The mean needle placement error is considered as clinically acceptable since it is less than a clinically significant tumor (2.3 vs. 5 mm). The low error confirmed that the robot is accurate enough in positioning the biopsy needle to hit the intended target. However, this measurement assumes no prostate or patient motion during the procedure. In reality, these two factors usually result in some dislocation of the prostate, causing the target to move. This is evident by the 5.9 mm mean target displacement from the 82 biopsies we studied. The dislocation caused a mean biopsy error of 4 mm, which is on the verge of clinical acceptance.

The 11 biopsies which contained patient movement larger than 5 mm were studied again separately to observe the impact of patient movement on biopsy error. The slight increase in both target displacement and biopsy error suggests that fixating the patient during the procedure may help to decrease biopsy error by only about 1 mm.

The biopsy needle was inserted through the rectum towards the prostate in a mainly superior-anterior direction. It is intuitive to assume that the target should move in a direction along the needle path. Since the statistical test showed that there was no significant difference between target displacement parallel and orthogonal to the needle direction, it means that half of the displacements were in the needle direction. The other half could be due to patient movement during the procedure in addition to the impact of needle insertion.

The separate registrations of the rectum and bone showed that the prostate can move quite independently of these two structures. Since the robotic device was placed inside the patient’s rectum, it can limit the rectum’s ability to move, which also explains the observation that prostate movement is more similar to movement of the bone than that of the rectum.

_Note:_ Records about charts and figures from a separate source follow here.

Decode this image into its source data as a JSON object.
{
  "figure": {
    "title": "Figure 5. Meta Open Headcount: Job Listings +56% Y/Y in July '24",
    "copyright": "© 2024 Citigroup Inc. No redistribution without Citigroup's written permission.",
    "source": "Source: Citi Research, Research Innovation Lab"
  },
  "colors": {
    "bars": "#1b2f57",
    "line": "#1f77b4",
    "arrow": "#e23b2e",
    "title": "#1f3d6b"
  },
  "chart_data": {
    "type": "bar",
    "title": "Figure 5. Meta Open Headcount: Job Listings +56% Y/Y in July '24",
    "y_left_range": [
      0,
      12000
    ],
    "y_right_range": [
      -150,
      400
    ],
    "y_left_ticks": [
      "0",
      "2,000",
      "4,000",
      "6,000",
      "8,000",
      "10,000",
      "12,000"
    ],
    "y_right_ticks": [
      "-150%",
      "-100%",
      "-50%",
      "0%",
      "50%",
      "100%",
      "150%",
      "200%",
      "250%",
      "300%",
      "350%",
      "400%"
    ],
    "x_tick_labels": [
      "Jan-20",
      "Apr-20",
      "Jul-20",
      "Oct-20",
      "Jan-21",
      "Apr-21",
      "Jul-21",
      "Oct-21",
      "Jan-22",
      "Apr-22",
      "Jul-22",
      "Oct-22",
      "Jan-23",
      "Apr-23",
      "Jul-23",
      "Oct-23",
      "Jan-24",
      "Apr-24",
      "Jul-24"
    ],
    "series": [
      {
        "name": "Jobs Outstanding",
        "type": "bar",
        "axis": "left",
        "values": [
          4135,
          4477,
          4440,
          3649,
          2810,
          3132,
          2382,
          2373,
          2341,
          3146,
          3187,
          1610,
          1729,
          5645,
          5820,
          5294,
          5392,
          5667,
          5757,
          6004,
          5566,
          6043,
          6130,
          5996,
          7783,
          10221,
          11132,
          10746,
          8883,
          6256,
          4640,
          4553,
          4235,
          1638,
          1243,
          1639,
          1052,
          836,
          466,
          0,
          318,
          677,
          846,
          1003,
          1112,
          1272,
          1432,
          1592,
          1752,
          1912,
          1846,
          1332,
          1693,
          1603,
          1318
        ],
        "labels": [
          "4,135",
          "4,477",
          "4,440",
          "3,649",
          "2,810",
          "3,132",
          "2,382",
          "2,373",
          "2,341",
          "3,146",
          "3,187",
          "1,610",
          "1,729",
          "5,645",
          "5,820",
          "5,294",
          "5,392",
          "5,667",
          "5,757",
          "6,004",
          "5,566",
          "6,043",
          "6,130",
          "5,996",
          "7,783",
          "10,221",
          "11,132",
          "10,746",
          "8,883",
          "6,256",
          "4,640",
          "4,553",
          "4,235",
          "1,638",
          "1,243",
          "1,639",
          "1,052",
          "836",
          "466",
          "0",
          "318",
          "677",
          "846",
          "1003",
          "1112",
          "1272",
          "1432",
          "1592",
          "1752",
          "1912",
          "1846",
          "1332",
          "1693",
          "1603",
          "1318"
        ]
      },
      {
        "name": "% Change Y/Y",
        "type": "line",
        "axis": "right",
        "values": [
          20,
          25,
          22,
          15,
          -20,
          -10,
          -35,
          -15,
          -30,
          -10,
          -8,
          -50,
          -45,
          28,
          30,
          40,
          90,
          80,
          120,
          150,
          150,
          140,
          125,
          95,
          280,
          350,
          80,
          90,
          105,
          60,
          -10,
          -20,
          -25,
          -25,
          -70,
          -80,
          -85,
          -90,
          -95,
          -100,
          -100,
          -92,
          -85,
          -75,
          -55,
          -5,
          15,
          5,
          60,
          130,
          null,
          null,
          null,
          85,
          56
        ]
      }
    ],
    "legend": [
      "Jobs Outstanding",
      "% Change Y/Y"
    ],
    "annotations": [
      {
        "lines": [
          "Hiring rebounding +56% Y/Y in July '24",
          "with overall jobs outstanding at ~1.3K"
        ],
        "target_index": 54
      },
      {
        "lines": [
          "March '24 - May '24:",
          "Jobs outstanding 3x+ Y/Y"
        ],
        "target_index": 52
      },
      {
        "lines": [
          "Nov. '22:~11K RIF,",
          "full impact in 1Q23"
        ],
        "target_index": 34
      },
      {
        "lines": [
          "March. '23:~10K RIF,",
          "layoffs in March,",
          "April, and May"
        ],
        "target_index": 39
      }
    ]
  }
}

In conclusion, based on validation with segmented prostate contours, our registration algorithm captures the prostate motion during a biopsy with an accuracy of 2 mm. The non-significant impact of deformable registration on the final refinement stage indicates that prostate deformation is less of a factor than organ displacement during the needle placement process. We also found that the preplanned biopsy target dislocated during the procedure and the prostate motion does differ from both the patient and robot motions. The exact amounts of these motions cannot be known without prostate fiducials or finer volume images. However, even taking into account the imperfection of the segmentation-based validation approach, the results still suggest that further research in organ motion and prostate tracking will be useful to reduce MRI-guided biopsy targeting error. From a sufficient number of biopsy error observations, a statistical model might be built to predict prostate movement during needle placement. Such a model could be used as a reference for clinicians to compensate the insertion plan for predicted movement prior to needle insertion on a prospective patient.

Acknowledgments

We thank C. Menard, A. Singh, J.A. Coleman, R.L. Grubb, J.B. Latouf, and P. Pinto for clinical data collection at the U.S. National Institutes of Health. This work is supported by NIH 5R01CA111288-04 and 5R01EB002963-05.